L’extinction de plantes accélérée par l’agriculture

Un cactus Euphorbia ingens en Afrique du Sud ©Wikipedia

Le dérèglement climatique entraîne la disparition de nombreuses espèces animales et végétales. Pour autant, il ne doit pas servir d'excuse quand les activités humaines sont en cause.

Les plantes aussi peuvent être en voie de disparition. Si la lutte contre ces extinctions est moins médiatique que pour le monde animal, elle n’en demeure pas moins essentielle pour le maintien de la biodiversité.

Pour les sauver, encore faut-il savoir pourquoi les espèces meurent. Ainsi, une étude vient de montrer qu'un cactus spécifique de l’Afrique du Sud ne disparaît pas uniquement à cause du réchauffement climatique, mais aussi à cause des activités humaines.

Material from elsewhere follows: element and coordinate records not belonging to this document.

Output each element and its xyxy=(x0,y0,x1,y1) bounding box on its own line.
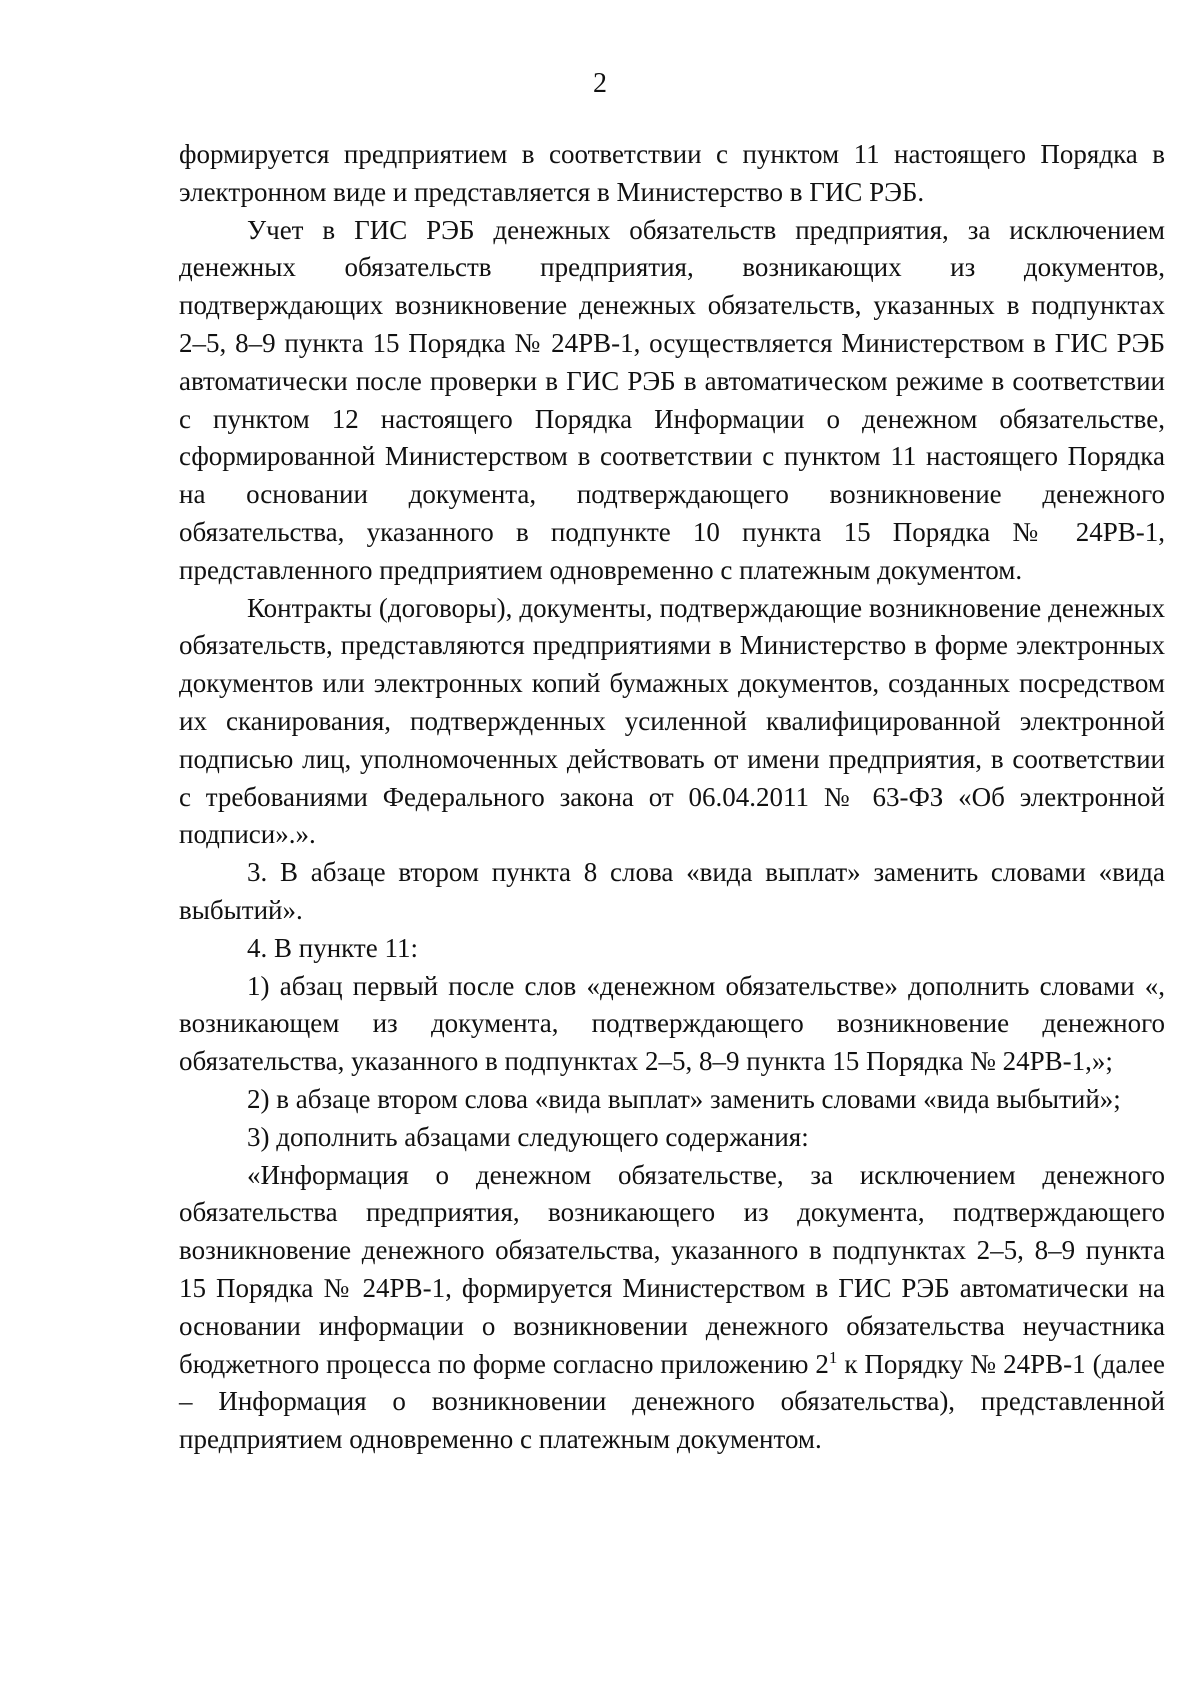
page-number: 2 xyxy=(593,68,607,99)
appendix-superscript: 1 xyxy=(828,1347,838,1367)
paragraph-item-3: 3. В абзаце втором пункта 8 слова «вида выплат» заменить словами «вида выбытий». xyxy=(179,857,1165,925)
paragraph-subitem-2: 2) в абзаце втором слова «вида выплат» заменить словами «вида выбытий»; xyxy=(247,1083,1121,1114)
information-text-start: «Информация о денежном обязательстве, за исключением денежного обязательства предприятия, возникающего из документа, подтверждающего возникновение денежного обязательства, указанного в подпунктах 2–5, 8–9 пункта 15 Порядка № 24РВ-1, формируется Министерством в ГИС РЭБ автоматически на основании информации о возникновении денежного обязательства неучастника бюджетного процесса по форме согласно приложению 2 xyxy=(179,1159,1165,1379)
paragraph-accounting: Учет в ГИС РЭБ денежных обязательств предприятия, за исключением денежных обязательств предприятия, возникающих из документов, подтверждающих возникновение денежных обязательств, указанных в подпунктах 2–5, 8–9 пункта 15 Порядка № 24РВ-1, осуществляется Министерством в ГИС РЭБ автоматически после проверки в ГИС РЭБ в автоматическом режиме в соответствии с пунктом 12 настоящего Порядка Информации о денежном обязательстве, сформированной Министерством в соответствии с пунктом 11 настоящего Порядка на основании документа, подтверждающего возникновение денежного обязательства, указанного в подпункте 10 пункта 15 Порядка № 24РВ-1, представленного предприятием одновременно с платежным документом. xyxy=(179,214,1165,585)
paragraph-subitem-3: 3) дополнить абзацами следующего содержания: xyxy=(247,1121,809,1152)
paragraph-contracts: Контракты (договоры), документы, подтверждающие возникновение денежных обязательств, представляются предприятиями в Министерство в форме электронных документов или электронных копий бумажных документов, созданных посредством их сканирования, подтвержденных усиленной квалифицированной электронной подписью лиц, уполномоченных действовать от имени предприятия, в соответствии с требованиями Федерального закона от 06.04.2011 № 63-ФЗ «Об электронной подписи».». xyxy=(179,592,1165,850)
paragraph-item-4: 4. В пункте 11: xyxy=(247,932,418,963)
paragraph-information xyxy=(179,1157,1165,1459)
paragraph-continuation: формируется предприятием в соответствии с пунктом 11 настоящего Порядка в электронном виде и представляется в Министерство в ГИС РЭБ. xyxy=(179,139,1165,207)
document-body xyxy=(179,136,1165,1459)
paragraph-subitem-1: 1) абзац первый после слов «денежном обязательстве» дополнить словами «, возникающем из документа, подтверждающего возникновение денежного обязательства, указанного в подпунктах 2–5, 8–9 пункта 15 Порядка № 24РВ-1,»; xyxy=(179,970,1165,1077)
information-text-end: к Порядку № 24РВ-1 (далее – Информация о возникновении денежного обязательства), представленной предприятием одновременно с платежным документом. xyxy=(179,1348,1165,1455)
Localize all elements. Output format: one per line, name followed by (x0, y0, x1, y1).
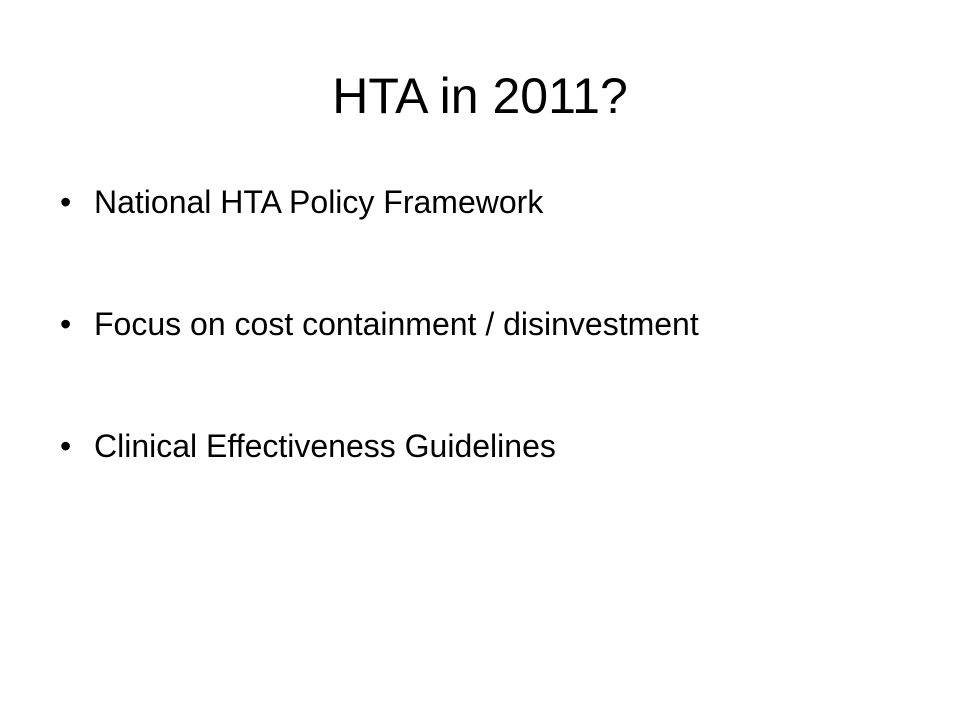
bullet-item (60, 414, 940, 478)
bullet-item (60, 170, 940, 234)
bullet-text: Clinical Effectiveness Guidelines (94, 428, 556, 464)
bullet-text: National HTA Policy Framework (94, 184, 544, 220)
bullet-text: Focus on cost containment / disinvestment (94, 306, 699, 342)
bullet-icon: • (60, 428, 72, 464)
bullet-icon: • (60, 184, 72, 220)
bullet-icon: • (60, 306, 72, 342)
bullet-list (60, 170, 940, 536)
bullet-item (60, 292, 940, 356)
slide-title: HTA in 2011? (332, 68, 628, 124)
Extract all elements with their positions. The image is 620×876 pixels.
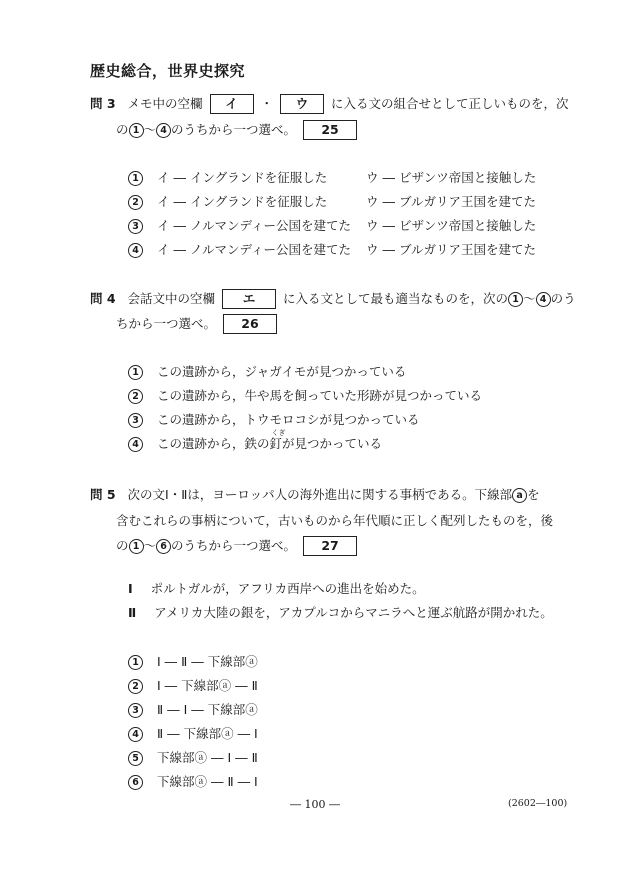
option-text: Ⅱ ― Ⅰ ― 下線部ⓐ (157, 702, 258, 717)
option-number: 4 (128, 727, 143, 742)
statement-label: Ⅰ (128, 581, 133, 596)
statement-label: Ⅱ (128, 605, 137, 620)
q5-tilde: ～ (143, 538, 157, 553)
q3-range-end: 4 (156, 123, 171, 138)
q3-box-i: イ (210, 94, 254, 114)
q5-option-5 (128, 748, 258, 766)
q3-option-3 (128, 216, 351, 234)
q4-range-start: 1 (508, 292, 523, 307)
q5-option-4 (128, 724, 258, 742)
option-number: 1 (128, 365, 143, 380)
q3-text-c-suffix: のうちから一つ選べ。 (171, 122, 297, 137)
q3-option-4 (128, 240, 351, 258)
option-text: この遺跡から，ジャガイモが見つかっている (157, 364, 407, 379)
q3-text-b: に入る文の組合せとして正しいものを，次 (331, 96, 569, 111)
statement-text: アメリカ大陸の銀を，アカプルコからマニラへと運ぶ航路が開かれた。 (154, 605, 553, 620)
q3-option-3-right: ウ ― ビザンツ帝国と接触した (366, 218, 537, 233)
option-text: この遺跡から，トウモロコシが見つかっている (157, 412, 420, 427)
q4-text-b: に入る文として最も適当なものを，次の (283, 291, 509, 306)
q5-line3 (116, 536, 360, 556)
page-number: ― 100 ― (290, 798, 340, 811)
q4-text-c: ちから一つ選べ。 (116, 316, 217, 331)
q3-option-2 (128, 192, 327, 210)
option-left: イ ― ノルマンディー公国を建てた (157, 242, 351, 257)
option-number: 1 (128, 655, 143, 670)
q4-option-2 (128, 386, 482, 404)
q4-option-1 (128, 362, 406, 380)
q4-line1 (90, 289, 576, 309)
q3-text-c-prefix: の (116, 122, 129, 137)
q4-option-4 (128, 429, 383, 452)
q4-text-a: 会話文中の空欄 (127, 291, 216, 306)
option-left: イ ― イングランドを征服した (157, 170, 328, 185)
q5-option-6 (128, 772, 258, 790)
q3-option-1 (128, 168, 327, 186)
q5-line1-b: を (527, 487, 540, 502)
option-left: イ ― イングランドを征服した (157, 194, 328, 209)
option-number: 1 (128, 171, 143, 186)
q5-line3-prefix: の (116, 538, 129, 553)
ruby-base: 釘 (269, 436, 283, 451)
ruby-reading: くぎ (271, 429, 286, 437)
q5-range-end: 6 (156, 539, 171, 554)
q3-option-4-right: ウ ― ブルガリア王国を建てた (366, 242, 536, 257)
option-text: Ⅰ ― 下線部ⓐ ― Ⅱ (157, 678, 258, 693)
option-number: 6 (128, 775, 143, 790)
option-text: 下線部ⓐ ― Ⅰ ― Ⅱ (157, 750, 258, 765)
option-number: 2 (128, 679, 143, 694)
q5-line3-suffix: のうちから一つ選べ。 (171, 538, 297, 553)
option-number: 2 (128, 195, 143, 210)
q4-number: 問 4 (90, 291, 116, 306)
q4-range-end: 4 (536, 292, 551, 307)
option-left: イ ― ノルマンディー公国を建てた (157, 218, 351, 233)
q3-box-u: ウ (280, 94, 324, 114)
q3-line2 (116, 120, 360, 140)
section-title: 歴史総合，世界史探究 (90, 62, 246, 80)
option-number: 3 (128, 703, 143, 718)
option-text: この遺跡から，牛や馬を飼っていた形跡が見つかっている (157, 388, 483, 403)
q3-line1 (90, 94, 569, 114)
q5-number: 問 5 (90, 487, 116, 502)
q3-option-1-right: ウ ― ビザンツ帝国と接触した (366, 170, 537, 185)
q4-box-e: エ (222, 289, 276, 309)
q3-answer-box: 25 (303, 120, 357, 140)
q4-answer-box: 26 (223, 314, 277, 334)
statement-text: ポルトガルが，アフリカ西岸への進出を始めた。 (150, 581, 425, 596)
q4-tilde: ～ (523, 291, 536, 306)
q3-tilde: ～ (143, 122, 157, 137)
q5-line2: 含むこれらの事柄について，古いものから年代順に正しく配列したものを，後 (116, 513, 554, 528)
option-number: 5 (128, 751, 143, 766)
q3-option-2-right: ウ ― ブルガリア王国を建てた (366, 194, 536, 209)
q5-option-3 (128, 700, 258, 718)
exam-code: (2602―100) (508, 798, 568, 809)
q3-text-a: メモ中の空欄 (127, 96, 203, 111)
q5-mark-a: a (512, 488, 527, 503)
q3-range-start: 1 (129, 123, 144, 138)
q3-dot: ・ (260, 96, 274, 111)
q4-text-b2: のう (550, 291, 576, 306)
ruby-kugi (269, 429, 286, 451)
q3-number: 問 3 (90, 96, 116, 111)
option-number: 4 (128, 243, 143, 258)
option-text: Ⅰ ― Ⅱ ― 下線部ⓐ (157, 654, 258, 669)
q4-line2 (116, 314, 280, 334)
q5-option-2 (128, 676, 258, 694)
q5-line1-a: 次の文Ⅰ・Ⅱは，ヨーロッパ人の海外進出に関する事柄である。下線部 (127, 487, 513, 502)
option-number: 2 (128, 389, 143, 404)
option-text: 下線部ⓐ ― Ⅱ ― Ⅰ (157, 774, 258, 789)
q5-option-1 (128, 652, 258, 670)
option-number: 3 (128, 413, 143, 428)
option-number: 4 (128, 437, 143, 452)
q5-answer-box: 27 (303, 536, 357, 556)
option-text-b: が見つかっている (282, 436, 383, 451)
option-text: Ⅱ ― 下線部ⓐ ― Ⅰ (157, 726, 258, 741)
q5-range-start: 1 (129, 539, 144, 554)
q5-statement-1 (128, 579, 425, 597)
q5-statement-2 (128, 603, 553, 621)
option-text-a: この遺跡から，鉄の (157, 436, 270, 451)
option-number: 3 (128, 219, 143, 234)
q5-line1 (90, 485, 540, 503)
q4-option-3 (128, 410, 420, 428)
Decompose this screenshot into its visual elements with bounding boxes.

Une équipe de l’université de Pretoria, en Afrique du Sud, a analysé la vitesse d’extinction d’une espèce de cactus nommée Euphorbia ingens sur dix sites, disséminés dans le pays. Les résultats ont été très différents selon la localité, malgré un climat sensiblement identique. Ces résultats permettent aux scientifiques de nuancer le rôle du changement climatique : il n'est pas totalement pour rien dans la mortalité de la plante, mais il n'est largement pas le seul facteur.

Ainsi, près de Potgietersrus, au nord du pays, se trouve le site où la température a le plus augmenté sur les vingt dernières années parmi les dix étudiés. Pourtant, c'est aussi là où la mortalité d'Euphorbia ingens a été la plus faible.

L'élevage pastoral premier responsable

Les biologistes ont mis en évidence deux autres facteurs qui expliquent la régression de cette plante. L'un réside dans l’augmentation de la sensibilité des plantes à des maladies transmises par certains insectes, sous l'effet du réchauffement.

Mais le facteur principal incrimine l’agriculture. L’étude démontre que l’augmentation des zones où les agriculteurs peuvent déplacer leurs bêtes est la raison numéro un de la disparition d'Euphorbia ingens. Avec l’augmentation de ces zones, sans réelle réglementation, les bêtes ont tendance à dégrader les sols, ce qui entraîne ces fortes hausses de mortalité.

Une analyse partagée par Michel Malagnoux, membre du Comité Français Scientifique contre la Désertification : « Il faut avant tout diminuer la pression de l’agriculture pastorale ! Une gestion durable des parcours des éleveurs doit être préconisé pour qu’elle ne dépasse jamais les capacités productives de l’écosystème. »

Cette volonté de réduire la « pression pastorale » vient nuancer diverses publications scientifiques qui démontrent les bienfaits économiques et écologiques (y compris pour la biodiversité) du pastoralisme.

Bien que les auteurs ne demandent pas son arrêt, une réglementation plus poussée semble nécessaire pour la survie du cactus. Mais cette décision pourrait se révéler difficile à prendre pour les pouvoirs publics. Depuis trois ans, plusieurs programmes de développement de l’élevage pastoral ont en effet vu le jour en Afrique du Sud.

Anthony Audureau

Référence : J. Van der Linde et al., South African Journal of Botany, 111, 144, 2017.